Ansonsten würde ich es mir ja einfach machen und vielleicht zwei, drei von meinen Freunden und Verwandten fragen. Oder es würde bereits 100.000 verschiedene Webseiten zu dem Thema geben, vor allem im "Wie schreibe ich einen Roman?"-Bereich.

Um die Frage für mich aber gescheit beantworten zu können benötigt es viele verschiedene Antworten. Wenn man will kann man daraus dann einen Durchschnitt ziehen, welche Eigenschaften die meisten als "böse" erachten und was andere als eher unwichtig sehen.
Es geht mir vor allem auch nicht Primär darum "Was ist böse" sondern um die Motivation einer "bösen" Person.
5 years ago
"böse" ist für mich alles das anderen schadet und mir gleichzeitig gut tut. Also wenn exakt diese Berechnung die Motivation für irgendetwas ist.
#7
5 years ago
Gutes Thema !

Ponerologie (aus dem Griechischen poneros, „Böses“) beschreibt das Studium des Bösen. Weiterlesen hier bei Wikihausen:
https://de.wikipedia.org/wiki/Ponerologie

Einerseits halte ich bzgl aktuellen Fragen nichts von Alexander Benesch, aber er hat ein Buch geschrieben was ggf einige Deutungsversuche ermöglicht:
http://shop.recentr.com/buecher/neue-weltordnung/1930/neuauflage-2017-das-boese-entschluesselt-alexander-benesch
Da kann man auch seine 8-minütige Vorstellung des Buches anhören, welche vielleicht auch schon einiges Weiterhangeln ermöglicht, ohne das Buch zu kaufen.

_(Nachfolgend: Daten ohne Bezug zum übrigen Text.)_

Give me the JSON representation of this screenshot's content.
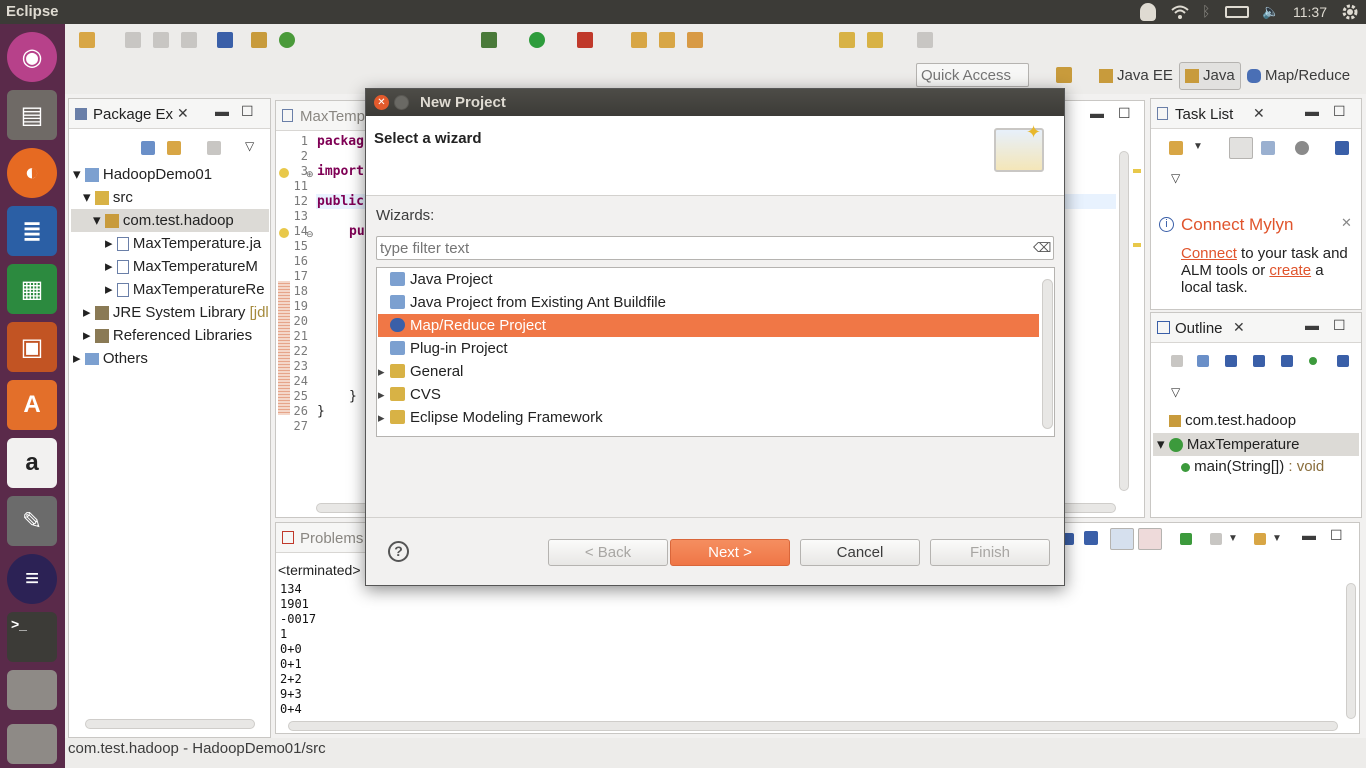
{
  "topbar": {
    "app_title": "Eclipse",
    "clock": "11:37"
  },
  "toolbar": {
    "quick_access_placeholder": "Quick Access",
    "perspectives": [
      "Java EE",
      "Java",
      "Map/Reduce"
    ]
  },
  "package_explorer": {
    "tab": "Package Ex",
    "items": [
      "HadoopDemo01",
      "src",
      "com.test.hadoop",
      "MaxTemperature.ja",
      "MaxTemperatureM",
      "MaxTemperatureRe",
      "JRE System Library",
      "[jdl",
      "Referenced Libraries",
      "Others"
    ]
  },
  "editor": {
    "tab": "MaxTemp",
    "line_numbers": [
      "1",
      "2",
      "3",
      "11",
      "12",
      "13",
      "14",
      "15",
      "16",
      "17",
      "18",
      "19",
      "20",
      "21",
      "22",
      "23",
      "24",
      "25",
      "26",
      "27"
    ],
    "code": [
      "packag",
      "",
      "import",
      "",
      "public",
      "",
      "pu",
      "",
      "",
      "",
      "",
      "",
      "",
      "",
      "",
      "",
      "",
      "}",
      "}",
      ""
    ]
  },
  "tasklist": {
    "tab": "Task List",
    "mylyn_title": "Connect Mylyn",
    "mylyn_link1": "Connect",
    "mylyn_text1": " to your task and",
    "mylyn_text2": "ALM tools or ",
    "mylyn_link2": "create",
    "mylyn_text3": " a",
    "mylyn_text4": "local task."
  },
  "outline": {
    "tab": "Outline",
    "items": [
      "com.test.hadoop",
      "MaxTemperature",
      "main(String[])",
      " : void"
    ]
  },
  "console": {
    "tab": "Problems",
    "header": "<terminated>",
    "lines": [
      "134",
      "1901",
      "-0017",
      "1",
      "0+0",
      "0+1",
      "2+2",
      "9+3",
      "0+4"
    ]
  },
  "status": {
    "text": "com.test.hadoop - HadoopDemo01/src"
  },
  "dialog": {
    "title": "New Project",
    "heading": "Select a wizard",
    "wizards_label": "Wizards:",
    "filter_placeholder": "type filter text",
    "items": [
      "Java Project",
      "Java Project from Existing Ant Buildfile",
      "Map/Reduce Project",
      "Plug-in Project",
      "General",
      "CVS",
      "Eclipse Modeling Framework"
    ],
    "selected_index": 2,
    "buttons": {
      "back": "< Back",
      "next": "Next >",
      "cancel": "Cancel",
      "finish": "Finish"
    },
    "help": "?"
  },
  "colors": {
    "accent": "#f07746",
    "launcher": "#5a2a4a",
    "titlebar": "#3c3b37",
    "link": "#e0542c"
  }
}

Das Buch "Das Böse entschlüsselt, Alexander Benesch" .

Abgesehen davon dass ich alle 3 Monate mal n Video von ihm ansehe hab ich nichts mit Benesch zu tun - man möge mir den Shop-Link verzeihen.

Weiterer Verweis,auf ein 60 Jahre altes Buch, gibts auch in Deutsch, aber ziemlich alt:
https://en.wikipedia.org/wiki/Political_ponerology
Was bösartige Motivationen angeht, sind die Herren Westhafen und Foto300 sicherlich sehr viel informierter.
Mich persönlich beschäftigt ja viel mehr die Frage: unter welchen Umständen trifft man eigentlich systematisch auf "Weltherrschaft"-kreischende und im Kreis laufende Kinder? Klingt super.
5 years ago
Er tut ja nichts böses sondern sichert sich nur seine Alpha-Position (die leider andere auch einnehmen wollen).

Zur Sicherung dieser Position ist es notwendig, Mitbewerber um diese Position zu entfernen - dauerhaft. Dies am effektivsten in einer Weise, die andere potentielle Mitbewerber davon Abhalten auch nur daran zu denken die Position einnehmen zu wollen.

Da man zur Sicherung allerdings Mittel und Einfluß benötigt um selber stark genug zu sein die Position, die einem alle wegnehmen wollen, zu halten - sei es durch gekaufte Söldner oder durch das etablieren einer Elite die einerseits nicht mächtig genug wird die Position zu bedrohen aber andererseits genug macht hat um andere daran zu hindern meine Position einnehmen zu wollen und die nicht - Priviligierten in Schach zu halten, muss man die Masse ausquetschen um sich den Sicherheitsapparat finanzieren zu können und ihm Privilegien zustehen zu können.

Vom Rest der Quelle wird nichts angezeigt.